My AI film ‘The Crow’ wins Jury Prize in Cannes!https://t.co/WHDsI7UzJM pic.twitter.com/Ww1DGyBbxw
— Glenn Marshall (@GlennIsZen) August 24, 2022
Marshall says the output required little cherry picking. He attributes this to the similarity between the prompt and the underlying video, in which a dancer in a black scarf mimics the movements of a crow.
“It’s this that makes the movie work so well, as the AI tries to make every live action frame look like a painting with a crow in it, so I meet it halfway through, and the movie becomes sort of a battle between man and man. the AI – with all the suggestive symbolism.”

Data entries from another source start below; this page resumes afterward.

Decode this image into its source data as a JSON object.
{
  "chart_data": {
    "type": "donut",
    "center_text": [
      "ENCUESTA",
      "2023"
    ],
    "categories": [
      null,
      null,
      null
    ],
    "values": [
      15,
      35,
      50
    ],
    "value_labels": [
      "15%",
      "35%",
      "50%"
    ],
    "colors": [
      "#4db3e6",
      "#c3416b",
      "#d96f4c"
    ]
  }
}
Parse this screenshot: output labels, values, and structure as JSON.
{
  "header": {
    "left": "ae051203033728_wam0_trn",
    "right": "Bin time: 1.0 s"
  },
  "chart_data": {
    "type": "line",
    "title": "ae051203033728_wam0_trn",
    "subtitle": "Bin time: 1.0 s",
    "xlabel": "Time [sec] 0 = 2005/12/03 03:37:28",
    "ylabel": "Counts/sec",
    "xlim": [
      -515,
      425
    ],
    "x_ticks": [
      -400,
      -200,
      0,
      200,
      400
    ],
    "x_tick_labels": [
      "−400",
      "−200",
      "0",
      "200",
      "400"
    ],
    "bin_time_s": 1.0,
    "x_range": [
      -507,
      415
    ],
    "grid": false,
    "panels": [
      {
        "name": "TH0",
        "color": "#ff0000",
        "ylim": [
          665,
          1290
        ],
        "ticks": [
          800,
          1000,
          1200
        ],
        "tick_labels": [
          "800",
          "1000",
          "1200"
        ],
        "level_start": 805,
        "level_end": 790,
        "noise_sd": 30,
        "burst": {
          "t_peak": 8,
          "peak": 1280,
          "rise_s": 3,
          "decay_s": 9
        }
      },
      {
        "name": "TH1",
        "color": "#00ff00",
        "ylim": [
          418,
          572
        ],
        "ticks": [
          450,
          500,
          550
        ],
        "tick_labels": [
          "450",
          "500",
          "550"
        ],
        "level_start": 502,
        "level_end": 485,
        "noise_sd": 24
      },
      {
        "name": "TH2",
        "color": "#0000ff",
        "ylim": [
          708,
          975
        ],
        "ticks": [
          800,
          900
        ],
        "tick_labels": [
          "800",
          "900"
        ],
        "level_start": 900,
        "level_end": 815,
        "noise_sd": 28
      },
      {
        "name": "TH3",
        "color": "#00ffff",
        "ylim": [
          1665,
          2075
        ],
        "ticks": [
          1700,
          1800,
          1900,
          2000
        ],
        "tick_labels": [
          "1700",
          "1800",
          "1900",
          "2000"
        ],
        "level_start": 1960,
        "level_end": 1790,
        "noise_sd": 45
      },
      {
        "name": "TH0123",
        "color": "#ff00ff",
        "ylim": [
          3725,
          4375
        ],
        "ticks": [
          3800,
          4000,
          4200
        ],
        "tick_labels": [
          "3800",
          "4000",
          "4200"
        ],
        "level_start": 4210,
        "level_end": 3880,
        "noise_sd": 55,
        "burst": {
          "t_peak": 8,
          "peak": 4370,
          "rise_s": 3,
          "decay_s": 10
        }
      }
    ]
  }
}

In the future, Marshall plans to add 3D animation to his AI creations. He is also exploring CLIP-guided video generation, which can add detailed text-based cues, such as specific camera movements.
That could lead to entire feature films being produced by text-to-video systems. But Marshall believes even his current techniques could gain mainstream recognition.
He says The crow is now eligible for submission to the prestigious BAFTA Awards.
“I have not prepared a speech, but I fantasize about collecting a prize, in the role of an AI herald, and proclaiming to the star-studded audience that [for] all of you, actor, director, set designer, costume designer, artist, composer… AI is coming and you’ll soon have a very different job – or no job at all.”